Akan tetapi, Kartini adalah seorang yang gemar membaca, sehingga wawasannya sangat luas. Pengetahuan yang luas tercermin dari kuatnya karakter kepribadian seorang Kartini.


Baca juga: Resmikan Sambungan Air Bersih di Gendayakan, Warga: Semoga Puan Jadi Presiden


 

Dengan pengetahuan dan karakternya yang demikian, Kartini muda bangkit dan ingin memerdekakan dirinya sendiri dan kaumnya dari belenggu feodalisme dan diskriminasi gender.

Kartini menuntut kebebasan bangsanya terutama keterbukaan terhadap informasi dan pendidikan yang telah sekian lama tidak dirasakan oleh kaum perempuan. Kartini menganggap kaum perempuan berhak mendapatkan pendidikan seperti laki-laki. Perempuan adalah guru sejati bagi anak-anak.

Keberanian Kartini menentang feodalisme dan diskriminasi gender terungkap dalam kutipan-kutipan suratnya kepada Prof. Anton dan Nyonya yang ditulis pada bulan Oktober 1901, “Barang siapa tidak berani, dia tidak bakal menang."

Kutipan lainnya berbunyi, “Kami di sini memohon diusahakan pengajaran dan pendidikan anak-anak wanita, bukan sekali-kali karena kami menginginkan anak-anak wanita itu menjadi saingan laki-laki dalam hidupnya. Tapi karena kami yakin akan pengaruhnya yang besar sekali bagi kaum wanita, agar wanita lebih cakap melakukan kewajibannya yang diserahkan alam (sunatullah) sendiri ke dalam tangannya, menjadi ibu, pendidik manusia yang pertama-tama.”

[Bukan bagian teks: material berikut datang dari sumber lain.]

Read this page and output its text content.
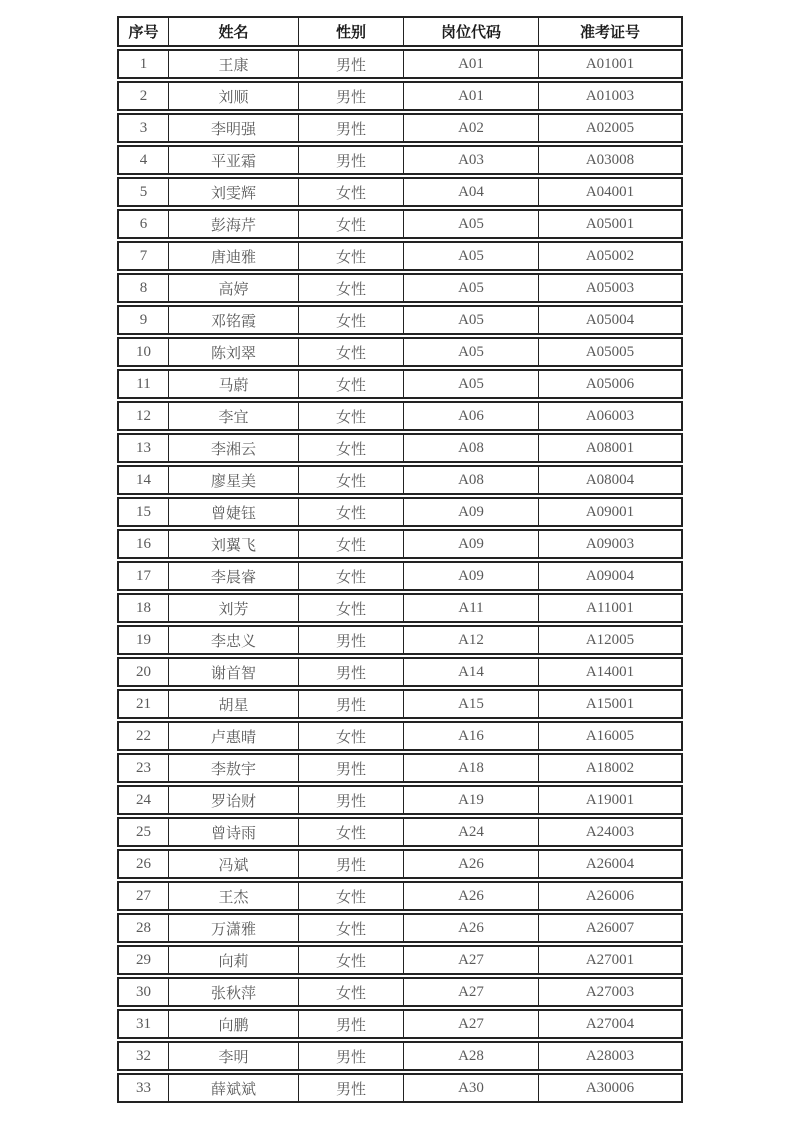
序号	姓名	性别	岗位代码	准考证号
1	王康	男性	A01	A01001
2	刘顺	男性	A01	A01003
3	李明强	男性	A02	A02005
4	平亚霜	男性	A03	A03008
5	刘雯辉	女性	A04	A04001
6	彭海芹	女性	A05	A05001
7	唐迪雅	女性	A05	A05002
8	高婷	女性	A05	A05003
9	邓铭霞	女性	A05	A05004
10	陈刘翠	女性	A05	A05005
11	马蔚	女性	A05	A05006
12	李宜	女性	A06	A06003
13	李湘云	女性	A08	A08001
14	廖星美	女性	A08	A08004
15	曾婕钰	女性	A09	A09001
16	刘翼飞	女性	A09	A09003
17	李晨睿	女性	A09	A09004
18	刘芳	女性	A11	A11001
19	李忠义	男性	A12	A12005
20	谢首智	男性	A14	A14001
21	胡星	男性	A15	A15001
22	卢惠晴	女性	A16	A16005
23	李敖宇	男性	A18	A18002
24	罗诒财	男性	A19	A19001
25	曾诗雨	女性	A24	A24003
26	冯斌	男性	A26	A26004
27	王杰	女性	A26	A26006
28	万潇雅	女性	A26	A26007
29	向莉	女性	A27	A27001
30	张秋萍	女性	A27	A27003
31	向鹏	男性	A27	A27004
32	李明	男性	A28	A28003
33	薛斌斌	男性	A30	A30006
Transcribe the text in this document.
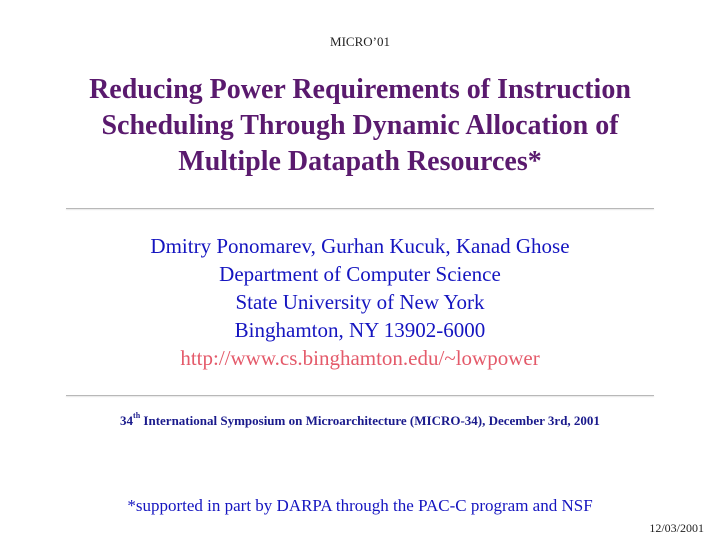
MICRO’01
Reducing Power Requirements of Instruction
Scheduling Through Dynamic Allocation of
Multiple Datapath Resources*
Dmitry Ponomarev, Gurhan Kucuk, Kanad Ghose
Department of Computer Science
State University of New York
Binghamton, NY 13902-6000
http://www.cs.binghamton.edu/~lowpower
34th International Symposium on Microarchitecture (MICRO-34), December 3rd, 2001
*supported in part by DARPA through the PAC-C program and NSF
12/03/2001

Sejak saat itu, Kartini bertekad memajukan kaum wanita dan menurutnya itu bisa dilakukan melalui pendidikan.

Cita-cita itu terwujud ketika Kartini mendirikan sekolah gratis untuk kaum perempuan di daerah kelahirannya, Jepara. Di sekolah tersebut, para siswa mendapatkan pelajaran menjahit, menyulam, memasak, dan sebagainya.

Perjuangan Kartini membuahkan hasil pada tahun 1912, saat Sekolah Wanita didirikan oleh Yayasan Kartini di Semarang yang kemudian meluas ke Surabaya, Yogyakarta, Malang, Madiun, Cirebon serta daerah lainnya. Sekolah-sekolah tersebut kemudian diberi nama "Sekolah Kartini" untuk menghormati jasa-jasanya.

Kartini juga memperjuangkan emansipasi melalui tulisan. Buku "Door Duisternis tot Licht" atau "Habis Gelap Terbitlah Terangmerupakan kumpulan surat-surat Raden Ajeng Kartini.

Surat-surat itu ia tulis untuk sahabat-sahabatnya di Belanda. Buku tersebut menjadi bukti betapa besarnya keinginan Kartini untuk melepaskan kaumnya dari diskriminasi.

Tulisan-tulisan Kartini pada buku tersebut menginspirasi dan memotivasi perjuangan bagi kaum wanita Indonesia saat itu dan berpengaruh sampai sekarang.

Tulisan-tulisan Kartini mengandung makna ketuhanan, kebijaksanaan dan keindahan, peri kemanusiaan dan sarat akan nasionalisme.

Kartini adalah simbol kecerdasan, kemandirian, keuletan dan keberanian seorang wanita Indonesia. Dia adalah teladan yang dengan berani menentang dominasi kaum laki-laki.  

Berkat perjuangan Kartini, kaum perempuan memiliki kesempatan untuk berkontribusi bagi kemajuan Indonesia dan dunia. Semangat Kartini adalah semangat wanita Indonesia. Terimakasih Raden Ajeng Kartini, terimakasih Indonesiaku.